Konstantin Komarov from Paragon replied to Linus confirming that Paragon would be the official maintainer of the NTFS3 code. As a roadmap, he also indicated that NTFS3 planned to take over the fs/ntfs directory in the source tree, once it had proven itself better than the existing driver. He said a pull request was imminent.

Theodore Ts'o, however, had his doubts – although he forgot something, which I'll come to in a moment. He replied to Linus's email, saying he couldn't agree that NTFS3 was better than the old driver and adding that Konstantin had not responded to questions about testing and quality assurance for the NTFS code.
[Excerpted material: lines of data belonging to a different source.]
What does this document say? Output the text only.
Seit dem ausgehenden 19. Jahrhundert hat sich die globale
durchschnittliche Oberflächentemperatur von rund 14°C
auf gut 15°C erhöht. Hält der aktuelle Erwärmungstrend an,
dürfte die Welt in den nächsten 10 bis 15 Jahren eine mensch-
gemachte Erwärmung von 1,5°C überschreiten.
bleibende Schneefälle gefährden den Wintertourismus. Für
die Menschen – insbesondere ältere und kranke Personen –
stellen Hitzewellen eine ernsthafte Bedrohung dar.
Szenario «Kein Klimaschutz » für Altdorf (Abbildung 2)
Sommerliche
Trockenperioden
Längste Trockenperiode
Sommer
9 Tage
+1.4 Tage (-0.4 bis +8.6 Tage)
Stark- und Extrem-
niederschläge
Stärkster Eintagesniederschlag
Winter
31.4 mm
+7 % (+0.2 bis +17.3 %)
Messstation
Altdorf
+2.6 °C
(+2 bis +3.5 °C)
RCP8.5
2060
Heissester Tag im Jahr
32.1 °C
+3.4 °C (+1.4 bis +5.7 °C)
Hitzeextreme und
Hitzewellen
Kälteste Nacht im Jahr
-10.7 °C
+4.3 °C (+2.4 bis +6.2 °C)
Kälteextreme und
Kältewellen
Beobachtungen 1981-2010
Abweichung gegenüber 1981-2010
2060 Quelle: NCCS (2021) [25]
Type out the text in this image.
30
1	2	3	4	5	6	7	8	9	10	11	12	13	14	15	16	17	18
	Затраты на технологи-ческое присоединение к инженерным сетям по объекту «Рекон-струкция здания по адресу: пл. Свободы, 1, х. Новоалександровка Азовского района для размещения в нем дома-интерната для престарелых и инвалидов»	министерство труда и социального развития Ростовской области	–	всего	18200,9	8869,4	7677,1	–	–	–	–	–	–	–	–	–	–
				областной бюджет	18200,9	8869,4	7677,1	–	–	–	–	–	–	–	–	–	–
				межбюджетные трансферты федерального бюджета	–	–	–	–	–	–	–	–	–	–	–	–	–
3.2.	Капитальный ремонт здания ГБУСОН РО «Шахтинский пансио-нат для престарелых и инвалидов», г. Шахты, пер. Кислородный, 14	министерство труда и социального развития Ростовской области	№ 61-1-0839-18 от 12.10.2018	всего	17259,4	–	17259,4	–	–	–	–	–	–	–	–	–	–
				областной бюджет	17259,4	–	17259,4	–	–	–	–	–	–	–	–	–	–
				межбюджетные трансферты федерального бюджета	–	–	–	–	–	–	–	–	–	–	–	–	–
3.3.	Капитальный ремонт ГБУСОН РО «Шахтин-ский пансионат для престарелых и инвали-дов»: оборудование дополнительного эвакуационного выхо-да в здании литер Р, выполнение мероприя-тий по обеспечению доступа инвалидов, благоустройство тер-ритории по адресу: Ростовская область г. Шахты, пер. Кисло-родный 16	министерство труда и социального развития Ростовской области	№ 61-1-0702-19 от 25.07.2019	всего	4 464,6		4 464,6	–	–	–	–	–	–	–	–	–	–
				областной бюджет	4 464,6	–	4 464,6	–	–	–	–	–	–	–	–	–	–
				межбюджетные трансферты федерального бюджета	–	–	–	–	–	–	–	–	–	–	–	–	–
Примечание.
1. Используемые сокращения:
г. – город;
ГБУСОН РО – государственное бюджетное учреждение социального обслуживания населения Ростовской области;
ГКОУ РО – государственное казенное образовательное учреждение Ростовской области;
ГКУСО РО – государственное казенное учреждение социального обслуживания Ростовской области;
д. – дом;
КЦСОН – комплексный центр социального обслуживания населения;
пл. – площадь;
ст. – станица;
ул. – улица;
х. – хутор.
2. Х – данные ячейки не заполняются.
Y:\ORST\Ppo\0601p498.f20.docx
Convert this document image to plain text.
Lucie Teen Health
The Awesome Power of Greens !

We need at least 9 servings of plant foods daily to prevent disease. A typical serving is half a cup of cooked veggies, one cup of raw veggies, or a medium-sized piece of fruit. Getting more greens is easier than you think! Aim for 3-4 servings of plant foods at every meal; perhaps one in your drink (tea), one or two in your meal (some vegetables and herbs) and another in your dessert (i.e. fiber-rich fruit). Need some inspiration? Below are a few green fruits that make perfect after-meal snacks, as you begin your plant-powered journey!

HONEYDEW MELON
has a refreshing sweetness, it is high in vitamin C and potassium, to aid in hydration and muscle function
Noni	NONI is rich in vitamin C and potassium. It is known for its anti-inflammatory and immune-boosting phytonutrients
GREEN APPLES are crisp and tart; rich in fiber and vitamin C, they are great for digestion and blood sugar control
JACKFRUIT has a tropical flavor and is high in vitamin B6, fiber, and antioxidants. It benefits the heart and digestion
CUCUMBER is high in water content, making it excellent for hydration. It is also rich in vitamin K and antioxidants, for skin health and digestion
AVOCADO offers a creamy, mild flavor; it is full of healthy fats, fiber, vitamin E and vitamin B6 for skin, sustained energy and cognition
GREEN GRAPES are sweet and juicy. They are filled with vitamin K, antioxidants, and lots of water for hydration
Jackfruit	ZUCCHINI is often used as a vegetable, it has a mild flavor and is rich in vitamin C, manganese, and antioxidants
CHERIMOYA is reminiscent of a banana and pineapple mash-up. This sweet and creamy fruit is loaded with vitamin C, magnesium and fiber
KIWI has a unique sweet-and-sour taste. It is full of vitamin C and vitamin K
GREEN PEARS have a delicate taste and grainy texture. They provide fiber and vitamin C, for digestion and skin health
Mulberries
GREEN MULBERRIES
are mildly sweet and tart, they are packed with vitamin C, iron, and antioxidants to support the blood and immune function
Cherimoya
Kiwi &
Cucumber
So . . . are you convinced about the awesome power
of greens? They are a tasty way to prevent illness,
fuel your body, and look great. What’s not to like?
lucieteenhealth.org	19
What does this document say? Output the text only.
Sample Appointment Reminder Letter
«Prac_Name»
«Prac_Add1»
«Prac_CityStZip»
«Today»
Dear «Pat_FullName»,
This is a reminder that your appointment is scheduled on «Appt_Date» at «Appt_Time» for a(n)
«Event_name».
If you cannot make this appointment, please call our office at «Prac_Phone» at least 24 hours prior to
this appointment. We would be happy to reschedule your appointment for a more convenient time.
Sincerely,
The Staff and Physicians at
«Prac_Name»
He went on to say, "over the weekend, I decided to take efforts into my own hands, and made the relatively simple changes to fstests needed to add support for ntfs and ntfs3 file systems. The results show that the number [of] fstests failures in ntfs3 is 23% *more* than ntfs. This includes a potential deadlock bug, and generic/475 reliably livelocking. Ntfs3 is also currently not container compatible, because it's not properly handling user namespaces."

Theodore continued:

"Historically, the file system community at large have pushed for a fairly high bar before a file system is merged into the kernel, because there was a concern that once a file system got dumped into fs/ if the maintainers weren't going to commit to continuous improvement of their file system – the only leverage we might have is what effectively amounts to "hazing" to make sure that the prospective maintainers would actually be serious about continuing to work on the file system.

"One argument for why this should be the case is that unlike a dodgy driver that "just" causes the kernel to crash, if data ends up getting corrupted, simply rebooting won't recover the user's data. And once a file system is added to mainline, it's a lot harder to remove it if it turns out to be buggy as all h*ck.

"It's not clear this has been an effective strategy. And there are other ways we could handle an abandonware file system – we could liberally festoon its Kconfig with warnings and printk "DANGER WILL ROBINSON" messages when someone attempts to use a dodgy file system in mainline. But I think whatever rationale we give for accepting – or holding off – on ntfs3, we should also think about how we should be handling requests from other file systems such as bcachefs, reiserfs4, tux3, etc."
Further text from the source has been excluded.